Indian researchers unlock preterm birth mystery

Preterm photo

Indian researchers have uncovered the mechanism by which Group B Streptococcus bacteria cause preterm births.

Indian researchers have made a major discovery by understanding the role of bacteria in causing premature births (between 28 and 32 weeks of gestation) and stillbirths. At 35 per cent, India accounts for the highest burden of preterm births in the world.

The researchers found for the first time that gram positive Group B Streptococcus (GBS) bacteria were producing small balloons called membrane vesicles which contain toxins that kill both foetal and maternal cells and destroy the collagen that binds the cells together. In the lab the researchers grew the bacteria. When the culture supernatant without the bacteria was examined with electron microscopy, the researchers found numerous small spherical structures. The vesicles budding off from the bacteria were also seen, thus confirming the origin of the vesicles.

The team was led by Prof. Anirban Banerjee from the Department of Biosciences and Bioengineering, IIT Bombay and Dr. Deepak Modi from Mumbai’s National Institute for Research in Reproductive Health. The results were published on September 1 in the journal PLOS Pathogens.

Group B Streptococcus (GBS) bacteria are normally found in human vagina in 20-30 per cent of women and their numbers can shoot up in some pregnant women. The GBS bacteria have been associated with premature rupture of amniotic membrane and preterm birth. But the bacteria are rarely found in the womb so it has been difficult to prove the role of bacteria in causing preterm deliveries and stillbirths.

preterm ICU

The results of the study have huge implications in humans as the search for drugs to prevent vesicle production can be targeted.

“Other closely related bacteria have been known to produce vesicles in very recent times. So we were interested in knowing if Group B Streptococcus bacteria were also producing vesicles,” says Prof. Banerjee, the corresponding author of the paper. “Besides curiosity, there was a scientific reason too. A lot of women who suffer from inflammation of the amniotic membrane do not have bacterial infection in the amniotic sac.
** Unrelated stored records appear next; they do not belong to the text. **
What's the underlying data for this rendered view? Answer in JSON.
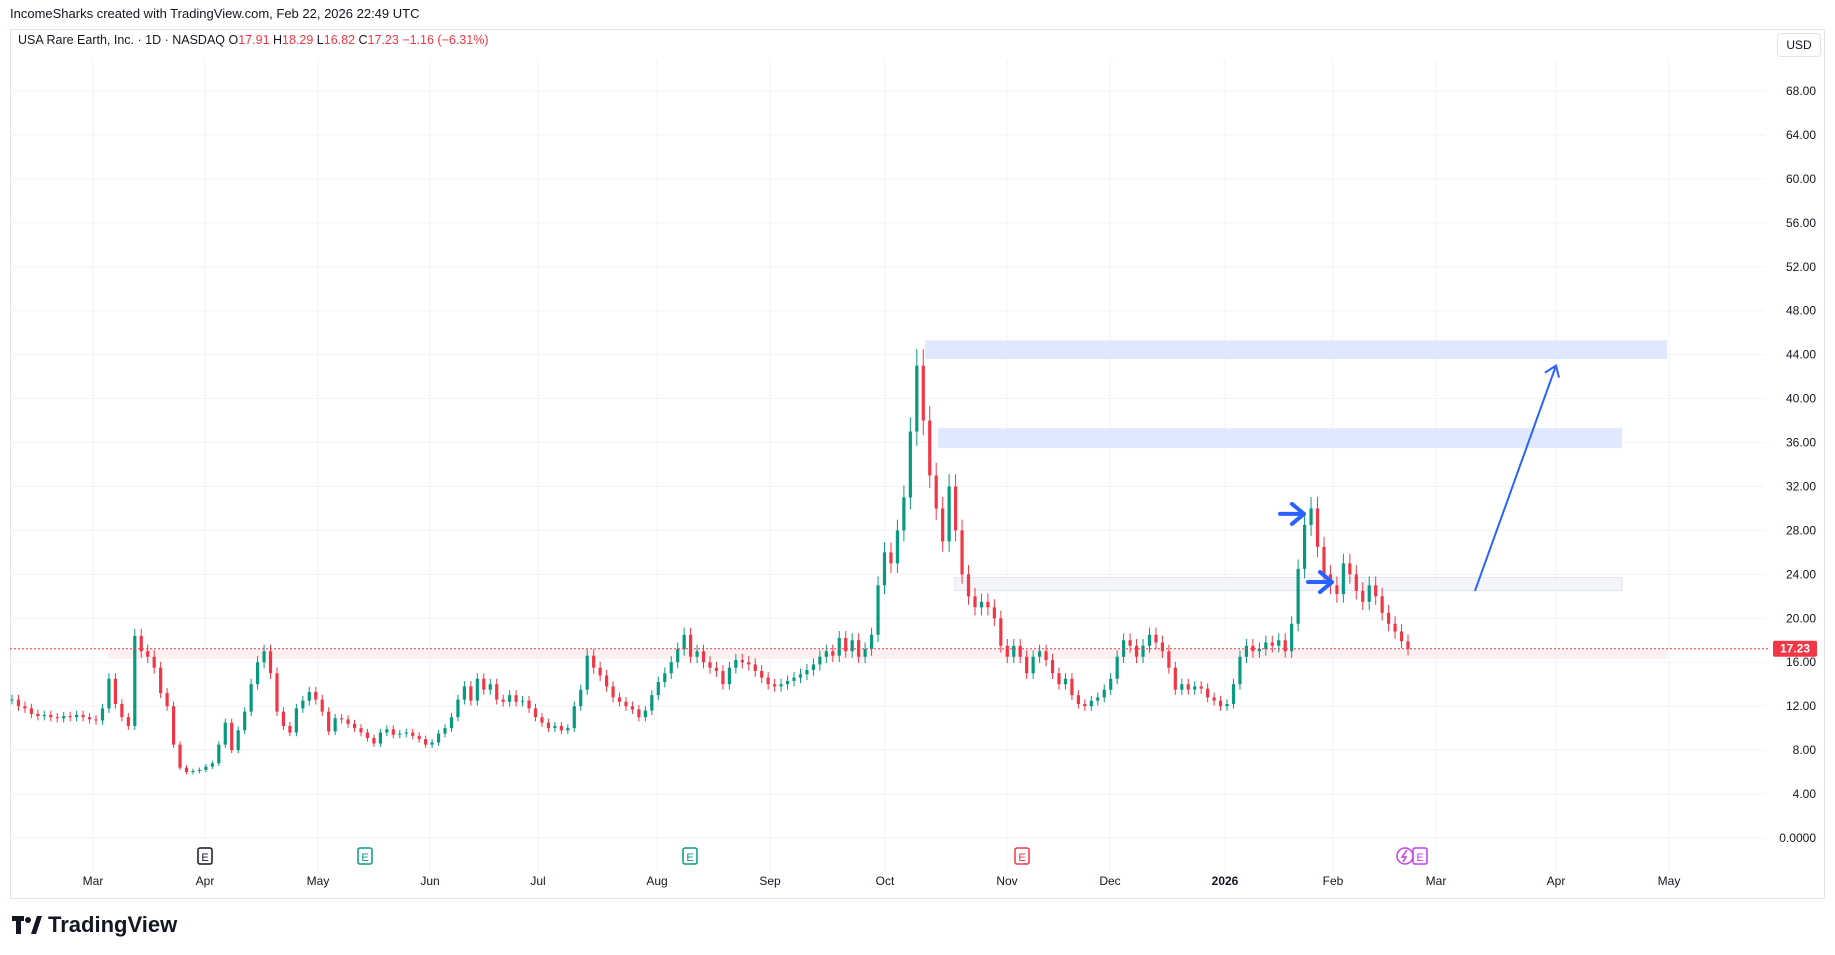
{
  "header": {
    "attribution": "IncomeSharks created with TradingView.com, Feb 22, 2026 22:49 UTC"
  },
  "legend": {
    "symbol": "USA Rare Earth, Inc. · 1D · NASDAQ",
    "open_label": "O",
    "open": "17.91",
    "high_label": "H",
    "high": "18.29",
    "low_label": "L",
    "low": "16.82",
    "close_label": "C",
    "close": "17.23",
    "change": "−1.16 (−6.31%)"
  },
  "toolbar": {
    "currency": "USD"
  },
  "footer": {
    "brand": "TradingView"
  },
  "colors": {
    "up": "#089981",
    "down": "#f23645",
    "grid": "#f0f3fa",
    "zone": "#dbe6fc",
    "arrow": "#2962ff",
    "last_price": "#f23645"
  },
  "chart_data": {
    "type": "candlestick",
    "y_axis": {
      "min": 0,
      "max": 70,
      "ticks": [
        "0.0000",
        "4.00",
        "8.00",
        "12.00",
        "16.00",
        "20.00",
        "24.00",
        "28.00",
        "32.00",
        "36.00",
        "40.00",
        "44.00",
        "48.00",
        "52.00",
        "56.00",
        "60.00",
        "64.00",
        "68.00"
      ]
    },
    "x_axis": {
      "ticks": [
        "Mar",
        "Apr",
        "May",
        "Jun",
        "Jul",
        "Aug",
        "Sep",
        "Oct",
        "Nov",
        "Dec",
        "2026",
        "Feb",
        "Mar",
        "Apr",
        "May"
      ]
    },
    "last_price": {
      "label": "17.23",
      "value": 17.23
    },
    "price_series_close": [
      12.6,
      12.0,
      11.8,
      11.3,
      11.1,
      11.2,
      11.0,
      10.9,
      11.1,
      11.0,
      11.2,
      11.0,
      10.8,
      10.7,
      11.8,
      14.5,
      12.2,
      11.0,
      10.2,
      18.4,
      17.0,
      16.5,
      15.5,
      13.2,
      12.0,
      8.5,
      6.4,
      6.0,
      6.1,
      6.2,
      6.5,
      6.8,
      8.5,
      10.5,
      8.0,
      9.8,
      11.5,
      14.0,
      16.0,
      17.0,
      15.0,
      11.5,
      10.2,
      9.6,
      11.8,
      12.5,
      13.3,
      12.6,
      11.5,
      9.7,
      10.9,
      10.8,
      10.4,
      10.0,
      9.6,
      9.1,
      8.6,
      9.6,
      9.9,
      9.4,
      9.5,
      9.6,
      9.3,
      9.0,
      8.5,
      8.7,
      9.5,
      10.0,
      11.0,
      12.6,
      13.8,
      12.5,
      14.5,
      13.5,
      14.0,
      12.6,
      12.4,
      13.0,
      12.4,
      12.5,
      11.8,
      11.0,
      10.5,
      10.0,
      10.2,
      9.8,
      10.0,
      12.0,
      13.5,
      16.6,
      15.5,
      14.8,
      13.8,
      12.8,
      12.4,
      12.0,
      11.7,
      11.0,
      11.6,
      13.0,
      14.2,
      15.0,
      16.0,
      17.2,
      18.5,
      16.5,
      17.0,
      16.0,
      15.5,
      15.2,
      14.0,
      15.5,
      16.2,
      16.0,
      15.8,
      15.2,
      14.6,
      14.0,
      13.8,
      14.0,
      14.3,
      14.6,
      14.9,
      15.3,
      15.8,
      16.5,
      17.0,
      16.6,
      18.2,
      17.0,
      18.0,
      16.5,
      17.2,
      18.5,
      23.0,
      26.0,
      25.0,
      28.0,
      31.0,
      37.0,
      43.0,
      38.0,
      33.0,
      30.0,
      27.0,
      32.0,
      28.0,
      24.0,
      22.0,
      21.0,
      21.5,
      21.0,
      20.0,
      17.5,
      16.5,
      17.5,
      16.5,
      15.0,
      16.5,
      17.0,
      16.2,
      15.0,
      14.0,
      14.5,
      13.0,
      12.2,
      12.0,
      12.5,
      12.8,
      13.5,
      14.5,
      16.5,
      18.0,
      17.5,
      16.5,
      17.5,
      18.5,
      17.8,
      17.0,
      15.5,
      13.5,
      14.0,
      13.5,
      13.8,
      13.6,
      12.8,
      12.5,
      12.0,
      12.2,
      14.0,
      16.5,
      17.5,
      17.0,
      17.2,
      17.8,
      17.5,
      18.0,
      17.0,
      19.5,
      24.5,
      28.5,
      30.0,
      26.5,
      24.0,
      23.0,
      22.2,
      25.0,
      24.0,
      22.5,
      21.5,
      23.0,
      22.0,
      20.5,
      19.5,
      18.8,
      17.9,
      17.23
    ],
    "zones": [
      {
        "y_bottom": 43.6,
        "y_top": 45.3
      },
      {
        "y_bottom": 35.5,
        "y_top": 37.3
      },
      {
        "y_bottom": 22.5,
        "y_top": 23.7
      },
      {
        "y_bottom": 16.3,
        "y_top": 17.2
      }
    ],
    "annotations": {
      "arrow_forecast": {
        "from_value": 22.5,
        "to_value": 43.0
      },
      "event_markers": [
        "E",
        "E",
        "E",
        "E",
        "E"
      ]
    }
  }
}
So we thought that the bacteria present in the vagina were secreting certain factors that travel up the reproductive tract and acted in a synchronised fashion to cause preterm birth and stillbirth.”

The team tested its hypothesis by depositing the vesicles without the bacteria into the vagina of mice and found them throughout the reproductive tract , uterus and in the developing foetus in a matter of a few hours.  They also injected the vesicles into the amniotic sac of 15 pregnant mice.  All the injected mice gave birth to preterm babies and nearly 40 per cent were born dead (stillborn). The preterm babies were much smaller and unhealthy. In mice the babies were born two days preterm. “This is equivalent to two months in humans as the gestation period in mice is 21 days,” says Dr. Modi.
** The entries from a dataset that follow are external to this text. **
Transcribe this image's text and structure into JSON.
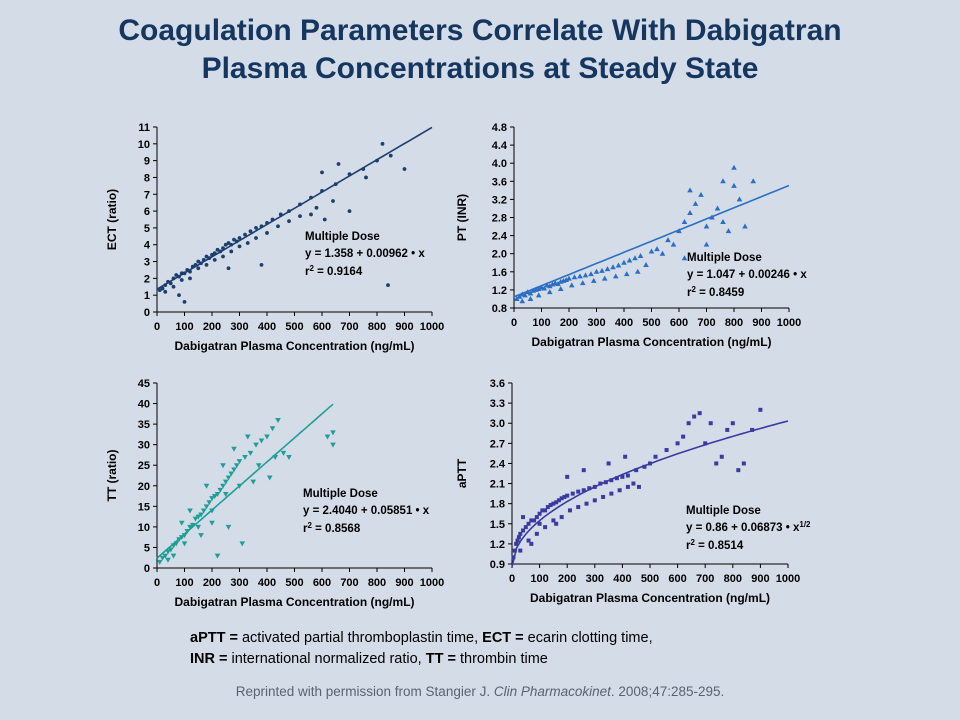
{
  "slide": {
    "title_line1": "Coagulation Parameters Correlate With Dabigatran",
    "title_line2": "Plasma Concentrations at Steady State"
  },
  "footnote": {
    "line1": [
      {
        "abbr": "aPTT =",
        "text": " activated partial thromboplastin time, "
      },
      {
        "abbr": "ECT =",
        "text": " ecarin clotting time,"
      }
    ],
    "line2": [
      {
        "abbr": "INR =",
        "text": " international  normalized  ratio, "
      },
      {
        "abbr": "TT =",
        "text": " thrombin time"
      }
    ]
  },
  "citation": {
    "prefix": "Reprinted with permission from Stangier J. ",
    "journal": "Clin Pharmacokinet",
    "suffix": ". 2008;47:285-295."
  },
  "chart_data": [
    {
      "type": "scatter",
      "panel": "top-left",
      "title": "",
      "xlabel": "Dabigatran Plasma Concentration (ng/mL)",
      "ylabel": "ECT (ratio)",
      "xlim": [
        0,
        1000
      ],
      "ylim": [
        0,
        11
      ],
      "xticks": [
        0,
        100,
        200,
        300,
        400,
        500,
        600,
        700,
        800,
        900,
        1000
      ],
      "yticks": [
        0,
        1,
        2,
        3,
        4,
        5,
        6,
        7,
        8,
        9,
        10,
        11
      ],
      "marker": "circle",
      "color": "#1c3f6e",
      "fit": {
        "kind": "linear",
        "a": 1.358,
        "b": 0.00962,
        "x_range": [
          0,
          1000
        ]
      },
      "annotation": {
        "line1": "Multiple Dose",
        "line2": "y = 1.358  + 0.00962  • x",
        "r2_prefix": "r",
        "r2_sup": "2",
        "r2_value": " = 0.9164"
      },
      "points": [
        [
          10,
          1.3
        ],
        [
          20,
          1.4
        ],
        [
          30,
          1.6
        ],
        [
          40,
          1.8
        ],
        [
          50,
          1.7
        ],
        [
          60,
          2.0
        ],
        [
          70,
          2.2
        ],
        [
          80,
          2.1
        ],
        [
          90,
          2.3
        ],
        [
          100,
          2.3
        ],
        [
          110,
          2.5
        ],
        [
          120,
          2.4
        ],
        [
          130,
          2.7
        ],
        [
          140,
          2.8
        ],
        [
          150,
          3.0
        ],
        [
          160,
          2.9
        ],
        [
          170,
          3.1
        ],
        [
          180,
          3.3
        ],
        [
          190,
          3.2
        ],
        [
          200,
          3.4
        ],
        [
          210,
          3.5
        ],
        [
          220,
          3.7
        ],
        [
          230,
          3.6
        ],
        [
          240,
          3.8
        ],
        [
          250,
          4.0
        ],
        [
          260,
          4.1
        ],
        [
          270,
          4.0
        ],
        [
          280,
          4.3
        ],
        [
          290,
          4.2
        ],
        [
          300,
          4.4
        ],
        [
          320,
          4.6
        ],
        [
          340,
          4.8
        ],
        [
          360,
          5.0
        ],
        [
          380,
          5.1
        ],
        [
          400,
          5.3
        ],
        [
          420,
          5.5
        ],
        [
          450,
          5.8
        ],
        [
          480,
          6.0
        ],
        [
          520,
          6.4
        ],
        [
          560,
          6.8
        ],
        [
          600,
          7.2
        ],
        [
          650,
          7.6
        ],
        [
          700,
          8.2
        ],
        [
          750,
          8.5
        ],
        [
          800,
          9.0
        ],
        [
          850,
          9.3
        ],
        [
          30,
          1.2
        ],
        [
          60,
          1.5
        ],
        [
          90,
          1.9
        ],
        [
          120,
          2.0
        ],
        [
          150,
          2.6
        ],
        [
          180,
          2.8
        ],
        [
          210,
          3.1
        ],
        [
          240,
          3.3
        ],
        [
          270,
          3.6
        ],
        [
          300,
          3.9
        ],
        [
          330,
          4.1
        ],
        [
          360,
          4.4
        ],
        [
          400,
          4.7
        ],
        [
          440,
          5.1
        ],
        [
          480,
          5.4
        ],
        [
          520,
          5.7
        ],
        [
          580,
          6.2
        ],
        [
          640,
          6.6
        ],
        [
          100,
          0.6
        ],
        [
          80,
          1.0
        ],
        [
          260,
          2.6
        ],
        [
          380,
          2.8
        ],
        [
          840,
          1.6
        ],
        [
          610,
          5.5
        ],
        [
          700,
          6.0
        ],
        [
          820,
          10.0
        ],
        [
          900,
          8.5
        ],
        [
          760,
          8.0
        ],
        [
          660,
          8.8
        ],
        [
          600,
          8.3
        ],
        [
          560,
          5.8
        ]
      ]
    },
    {
      "type": "scatter",
      "panel": "top-right",
      "title": "",
      "xlabel": "Dabigatran Plasma Concentration (ng/mL)",
      "ylabel": "PT (INR)",
      "xlim": [
        0,
        1000
      ],
      "ylim": [
        0.8,
        4.8
      ],
      "xticks": [
        0,
        100,
        200,
        300,
        400,
        500,
        600,
        700,
        800,
        900,
        1000
      ],
      "yticks": [
        0.8,
        1.2,
        1.6,
        2.0,
        2.4,
        2.8,
        3.2,
        3.6,
        4.0,
        4.4,
        4.8
      ],
      "marker": "triangle-up",
      "color": "#2a6fc4",
      "fit": {
        "kind": "linear",
        "a": 1.047,
        "b": 0.00246,
        "x_range": [
          0,
          1000
        ]
      },
      "annotation": {
        "line1": "Multiple Dose",
        "line2": "y = 1.047  + 0.00246  • x",
        "r2_prefix": "r",
        "r2_sup": "2",
        "r2_value": " = 0.8459"
      },
      "points": [
        [
          10,
          1.0
        ],
        [
          20,
          1.05
        ],
        [
          30,
          1.1
        ],
        [
          40,
          1.08
        ],
        [
          50,
          1.15
        ],
        [
          60,
          1.12
        ],
        [
          70,
          1.18
        ],
        [
          80,
          1.2
        ],
        [
          90,
          1.22
        ],
        [
          100,
          1.25
        ],
        [
          110,
          1.23
        ],
        [
          120,
          1.3
        ],
        [
          130,
          1.28
        ],
        [
          140,
          1.32
        ],
        [
          150,
          1.35
        ],
        [
          160,
          1.33
        ],
        [
          170,
          1.38
        ],
        [
          180,
          1.4
        ],
        [
          190,
          1.42
        ],
        [
          200,
          1.45
        ],
        [
          220,
          1.48
        ],
        [
          240,
          1.5
        ],
        [
          260,
          1.52
        ],
        [
          280,
          1.55
        ],
        [
          300,
          1.6
        ],
        [
          320,
          1.62
        ],
        [
          340,
          1.66
        ],
        [
          360,
          1.7
        ],
        [
          380,
          1.74
        ],
        [
          400,
          1.8
        ],
        [
          420,
          1.85
        ],
        [
          440,
          1.9
        ],
        [
          460,
          1.95
        ],
        [
          500,
          2.05
        ],
        [
          520,
          2.1
        ],
        [
          560,
          2.3
        ],
        [
          600,
          2.5
        ],
        [
          620,
          2.7
        ],
        [
          640,
          2.9
        ],
        [
          660,
          3.1
        ],
        [
          680,
          3.3
        ],
        [
          700,
          2.6
        ],
        [
          720,
          2.8
        ],
        [
          740,
          3.0
        ],
        [
          760,
          3.6
        ],
        [
          780,
          2.5
        ],
        [
          800,
          3.9
        ],
        [
          820,
          3.2
        ],
        [
          840,
          2.6
        ],
        [
          870,
          3.6
        ],
        [
          30,
          0.95
        ],
        [
          60,
          1.0
        ],
        [
          90,
          1.08
        ],
        [
          130,
          1.15
        ],
        [
          170,
          1.22
        ],
        [
          210,
          1.3
        ],
        [
          250,
          1.35
        ],
        [
          290,
          1.4
        ],
        [
          330,
          1.45
        ],
        [
          370,
          1.5
        ],
        [
          410,
          1.55
        ],
        [
          450,
          1.6
        ],
        [
          480,
          1.75
        ],
        [
          540,
          2.0
        ],
        [
          580,
          2.2
        ],
        [
          620,
          1.9
        ],
        [
          700,
          2.2
        ],
        [
          760,
          2.7
        ],
        [
          800,
          3.5
        ],
        [
          640,
          3.4
        ]
      ]
    },
    {
      "type": "scatter",
      "panel": "bottom-left",
      "title": "",
      "xlabel": "Dabigatran Plasma Concentration (ng/mL)",
      "ylabel": "TT (ratio)",
      "xlim": [
        0,
        1000
      ],
      "ylim": [
        0,
        45
      ],
      "xticks": [
        0,
        100,
        200,
        300,
        400,
        500,
        600,
        700,
        800,
        900,
        1000
      ],
      "yticks": [
        0,
        5,
        10,
        15,
        20,
        25,
        30,
        35,
        40,
        45
      ],
      "marker": "triangle-down",
      "color": "#1f9e96",
      "fit": {
        "kind": "linear",
        "a": 2.404,
        "b": 0.05851,
        "x_range": [
          0,
          640
        ]
      },
      "annotation": {
        "line1": "Multiple Dose",
        "line2": "y = 2.4040  + 0.05851  • x",
        "r2_prefix": "r",
        "r2_sup": "2",
        "r2_value": " = 0.8568"
      },
      "points": [
        [
          10,
          1.5
        ],
        [
          20,
          2.5
        ],
        [
          30,
          3.0
        ],
        [
          40,
          4.0
        ],
        [
          50,
          4.5
        ],
        [
          60,
          5.5
        ],
        [
          70,
          6.0
        ],
        [
          80,
          7.0
        ],
        [
          90,
          7.5
        ],
        [
          100,
          8.0
        ],
        [
          110,
          9.0
        ],
        [
          120,
          10.0
        ],
        [
          130,
          10.5
        ],
        [
          140,
          12.0
        ],
        [
          150,
          12.5
        ],
        [
          160,
          13.0
        ],
        [
          170,
          14.0
        ],
        [
          180,
          15.0
        ],
        [
          190,
          16.0
        ],
        [
          200,
          17.0
        ],
        [
          210,
          17.5
        ],
        [
          220,
          18.0
        ],
        [
          230,
          19.0
        ],
        [
          240,
          20.0
        ],
        [
          250,
          21.0
        ],
        [
          260,
          22.0
        ],
        [
          270,
          23.0
        ],
        [
          280,
          24.0
        ],
        [
          290,
          25.0
        ],
        [
          300,
          26.0
        ],
        [
          320,
          27.0
        ],
        [
          340,
          28.0
        ],
        [
          360,
          30.0
        ],
        [
          380,
          31.0
        ],
        [
          400,
          32.0
        ],
        [
          420,
          34.0
        ],
        [
          440,
          36.0
        ],
        [
          460,
          28.0
        ],
        [
          480,
          27.0
        ],
        [
          300,
          20.0
        ],
        [
          250,
          18.0
        ],
        [
          200,
          14.0
        ],
        [
          150,
          10.0
        ],
        [
          100,
          6.0
        ],
        [
          60,
          3.0
        ],
        [
          40,
          2.0
        ],
        [
          120,
          14.0
        ],
        [
          180,
          20.0
        ],
        [
          240,
          25.0
        ],
        [
          280,
          29.0
        ],
        [
          330,
          32.0
        ],
        [
          370,
          25.0
        ],
        [
          410,
          22.0
        ],
        [
          220,
          3.0
        ],
        [
          310,
          6.0
        ],
        [
          260,
          10.0
        ],
        [
          620,
          32.0
        ],
        [
          640,
          30.0
        ],
        [
          640,
          33.0
        ],
        [
          200,
          11.0
        ],
        [
          160,
          8.0
        ],
        [
          350,
          21.0
        ],
        [
          430,
          27.0
        ],
        [
          90,
          11.0
        ]
      ]
    },
    {
      "type": "scatter",
      "panel": "bottom-right",
      "title": "",
      "xlabel": "Dabigatran Plasma Concentration (ng/mL)",
      "ylabel": "aPTT",
      "xlim": [
        0,
        1000
      ],
      "ylim": [
        0.9,
        3.6
      ],
      "xticks": [
        0,
        100,
        200,
        300,
        400,
        500,
        600,
        700,
        800,
        900,
        1000
      ],
      "yticks": [
        0.9,
        1.2,
        1.5,
        1.8,
        2.1,
        2.4,
        2.7,
        3.0,
        3.3,
        3.6
      ],
      "marker": "square",
      "color": "#3a3aa0",
      "fit": {
        "kind": "sqrt",
        "a": 0.86,
        "b": 0.06873,
        "x_range": [
          0,
          1000
        ]
      },
      "annotation": {
        "line1": "Multiple Dose",
        "line2": "y = 0.86  + 0.06873  • x",
        "line2_sup": "1/2",
        "r2_prefix": "r",
        "r2_sup": "2",
        "r2_value": " = 0.8514"
      },
      "points": [
        [
          5,
          1.0
        ],
        [
          10,
          1.1
        ],
        [
          15,
          1.2
        ],
        [
          20,
          1.25
        ],
        [
          25,
          1.3
        ],
        [
          30,
          1.35
        ],
        [
          40,
          1.4
        ],
        [
          50,
          1.45
        ],
        [
          60,
          1.5
        ],
        [
          70,
          1.55
        ],
        [
          80,
          1.55
        ],
        [
          90,
          1.6
        ],
        [
          100,
          1.65
        ],
        [
          110,
          1.7
        ],
        [
          120,
          1.7
        ],
        [
          130,
          1.75
        ],
        [
          140,
          1.78
        ],
        [
          150,
          1.8
        ],
        [
          160,
          1.82
        ],
        [
          170,
          1.85
        ],
        [
          180,
          1.88
        ],
        [
          190,
          1.9
        ],
        [
          200,
          1.92
        ],
        [
          220,
          1.95
        ],
        [
          240,
          1.98
        ],
        [
          260,
          2.0
        ],
        [
          280,
          2.03
        ],
        [
          300,
          2.05
        ],
        [
          320,
          2.1
        ],
        [
          340,
          2.12
        ],
        [
          360,
          2.15
        ],
        [
          380,
          2.18
        ],
        [
          400,
          2.2
        ],
        [
          420,
          2.22
        ],
        [
          440,
          2.1
        ],
        [
          460,
          2.05
        ],
        [
          500,
          2.4
        ],
        [
          520,
          2.5
        ],
        [
          560,
          2.6
        ],
        [
          600,
          2.7
        ],
        [
          620,
          2.8
        ],
        [
          640,
          3.0
        ],
        [
          660,
          3.1
        ],
        [
          680,
          3.15
        ],
        [
          700,
          2.7
        ],
        [
          720,
          3.0
        ],
        [
          740,
          2.4
        ],
        [
          760,
          2.5
        ],
        [
          780,
          2.9
        ],
        [
          800,
          3.0
        ],
        [
          820,
          2.3
        ],
        [
          840,
          2.4
        ],
        [
          870,
          2.9
        ],
        [
          900,
          3.2
        ],
        [
          30,
          1.1
        ],
        [
          60,
          1.25
        ],
        [
          90,
          1.35
        ],
        [
          120,
          1.45
        ],
        [
          150,
          1.55
        ],
        [
          180,
          1.6
        ],
        [
          210,
          1.7
        ],
        [
          240,
          1.75
        ],
        [
          270,
          1.8
        ],
        [
          300,
          1.85
        ],
        [
          330,
          1.9
        ],
        [
          360,
          1.95
        ],
        [
          390,
          2.0
        ],
        [
          420,
          2.05
        ],
        [
          450,
          2.3
        ],
        [
          480,
          2.35
        ],
        [
          40,
          1.6
        ],
        [
          100,
          1.5
        ],
        [
          200,
          2.2
        ],
        [
          260,
          2.3
        ],
        [
          350,
          2.4
        ],
        [
          410,
          2.5
        ],
        [
          160,
          1.5
        ],
        [
          70,
          1.2
        ]
      ]
    }
  ]
}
The researchers found the toxins present in the vesicles fragmented the collagen of the amniotic membrane. “Fragmentation of the collagen leads to loss in elasticity and weakening of the amniotic membrane thus making it susceptible to rupture due to pressure from the growing foetus,” says Dr. Modi. This leads to preterm birth. The vesicles also degrade the collagen in the womb.

The vesicles also cause inflammation in the womb.  The white blood cells present at the site of inflammation produce proteins which signal the womb to undergo spontaneous and continuous contraction leading to preterm birth of babies.

“We don’t know yet how the vesicles cause stillbirth.  Most probably, it must be due to toxin proteins present in the vesicles,” Dr. Modi says. The discovery opens up a huge opportunity to find drugs to prevent vesicle production by Group B Streptococcus bacteria and prevent preterm births.

The team now plans to study the placental and brain defects that might be caused by the vesicles to find how the bacteria in the vagina can damage the foetal tissues and the long term consequences of such an effect.